Ich, ich, ich, ich, Oskar Lafontaine

Der SPD-Vorsitzende a. D. berät bei der Präsentation seines neuen Buches die ganze Welt – nur nicht sich selbst

BERLIN taz ■ Vielleicht fangen wir mit dem Wichtigsten an. Gut sieht er er aus, der Lafontaine, irgendwie ausgeruht, ganz entspannt. Hat eben keinen Karrierestress mehr. Da ist nichts von Wut zu spüren. Aber wütend sein soll er ja. In seinem Herzen, das links schlägt, soll sich die Wut angestaut haben, sagt sein Verleger. Deswegen auch der Titel seines neuen Buches: „Die Wut wächst“. Ganz egal, welche Wut, Hauptsache sie wächst. Und Lafontaine verdient gut dabei.

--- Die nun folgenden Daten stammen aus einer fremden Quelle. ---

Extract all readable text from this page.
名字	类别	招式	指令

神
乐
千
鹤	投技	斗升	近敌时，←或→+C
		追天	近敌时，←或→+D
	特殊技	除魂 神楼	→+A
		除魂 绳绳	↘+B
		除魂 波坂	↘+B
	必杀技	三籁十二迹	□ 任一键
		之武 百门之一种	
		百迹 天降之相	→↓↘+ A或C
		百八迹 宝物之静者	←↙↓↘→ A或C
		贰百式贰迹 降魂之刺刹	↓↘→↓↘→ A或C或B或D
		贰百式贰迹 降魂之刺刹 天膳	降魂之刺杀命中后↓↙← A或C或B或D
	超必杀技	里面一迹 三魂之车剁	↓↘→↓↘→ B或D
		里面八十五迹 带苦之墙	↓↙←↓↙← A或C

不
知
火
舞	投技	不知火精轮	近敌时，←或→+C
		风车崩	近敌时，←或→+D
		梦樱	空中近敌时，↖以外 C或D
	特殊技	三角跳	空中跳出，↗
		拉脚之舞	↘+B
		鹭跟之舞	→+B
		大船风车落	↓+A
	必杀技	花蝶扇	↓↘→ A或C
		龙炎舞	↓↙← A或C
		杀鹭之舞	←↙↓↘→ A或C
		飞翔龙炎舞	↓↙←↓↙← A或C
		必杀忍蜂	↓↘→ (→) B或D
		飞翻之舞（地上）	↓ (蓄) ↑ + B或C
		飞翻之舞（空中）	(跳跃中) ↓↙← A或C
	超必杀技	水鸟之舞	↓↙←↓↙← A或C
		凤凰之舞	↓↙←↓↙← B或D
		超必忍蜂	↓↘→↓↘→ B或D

An dieser Stelle schon mal die entscheidende Zwischenfrage: Passt so viel eigentlich in ein einziges Herz hinein, das ganze Linkssein und die viele Wut?

Andererseits: Ist die Frage überhaupt wichtig, wenn Lafontaine am Montagabend in Berlin sein Buch vorstellt und über 100 Journalisten kommen? Ist damit nicht schon alles gesagt?

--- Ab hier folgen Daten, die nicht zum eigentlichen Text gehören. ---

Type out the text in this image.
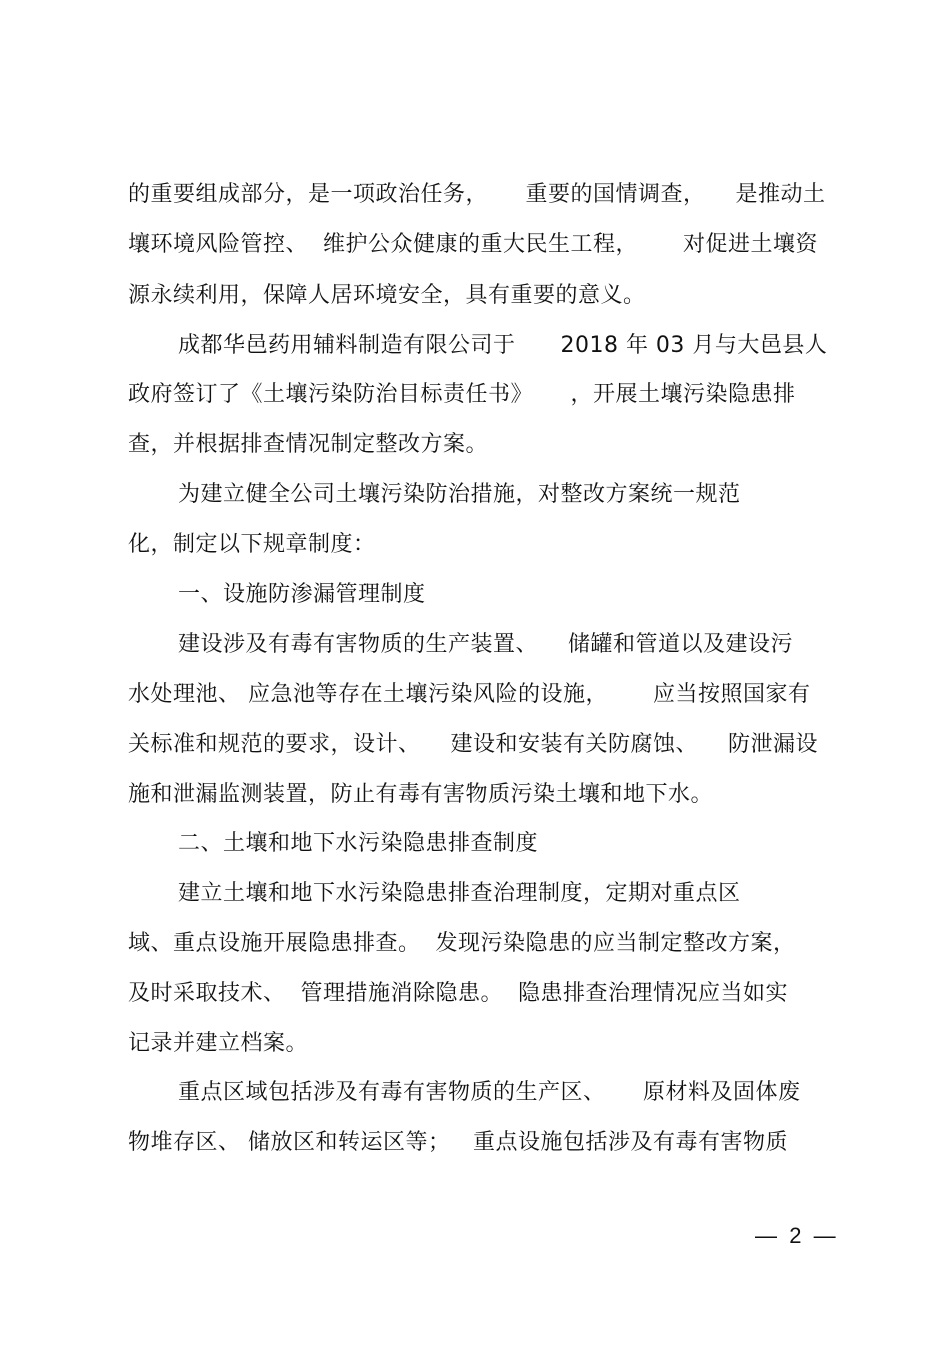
的重要组成部分，是一项政治任务，     重要的国情调查，    是推动土
壤环境风险管控、  维护公众健康的重大民生工程，      对促进土壤资
源永续利用，保障人居环境安全，具有重要的意义。
成都华邑药用辅料制造有限公司于      2018 年 03 月与大邑县人
政府签订了《土壤污染防治目标责任书》     ，开展土壤污染隐患排
查，并根据排查情况制定整改方案。
为建立健全公司土壤污染防治措施，对整改方案统一规范
化，制定以下规章制度：
一、设施防渗漏管理制度
建设涉及有毒有害物质的生产装置、    储罐和管道以及建设污
水处理池、 应急池等存在土壤污染风险的设施，      应当按照国家有
关标准和规范的要求，设计、    建设和安装有关防腐蚀、    防泄漏设
施和泄漏监测装置，防止有毒有害物质污染土壤和地下水。
二、土壤和地下水污染隐患排查制度
建立土壤和地下水污染隐患排查治理制度，定期对重点区
域、重点设施开展隐患排查。  发现污染隐患的应当制定整改方案，
及时采取技术、  管理措施消除隐患。  隐患排查治理情况应当如实
记录并建立档案。
重点区域包括涉及有毒有害物质的生产区、     原材料及固体废
物堆存区、 储放区和转运区等；   重点设施包括涉及有毒有害物质
—  2  —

Das ist vielleicht der Schlüssel zum Ganzen: Es ist schon alles gesagt. Über Lafontaine. Über Schröder. Über die SPD. Übers Linkssein. Über soziale Gerechtigkeit. Über die Weltwirtschaft. Über die Globalisierung. Über die Amerikaner. Über den IWF. Über die Tobin-Tax. Und über alles andere. Aber Lafontaine sagt’s noch mal und noch mal und noch mal. Immer wieder. Jetzt eben kurz vor der Bundestagswahl. Nein, sagt er, sein Buch sei kein Akt der Illoyalität gegenüber der rot-grünen Regierung. Wer hat denn die Wahlversprechen gebrochen? Er vielleicht?

Lafontaine berät die ganze Welt. Nur nicht sich selbst.

„Wenn Sie sich entscheiden, nach 30 Jahren auf diese Art und Weise, wie ich es getan habe, aus der Politik auszusteigen“, entfährt es ihm an einer Stelle, „dann können Sie diese Entscheidung nicht in ein paar Monaten aufarbeiten.“ Das wird es sein. Wie viele Bücher muss er denn noch schreiben? „Dass ich ein engagierter und zorniger Mensch bin, ist ja bekannt“, sagt er. Ja, ist bekannt.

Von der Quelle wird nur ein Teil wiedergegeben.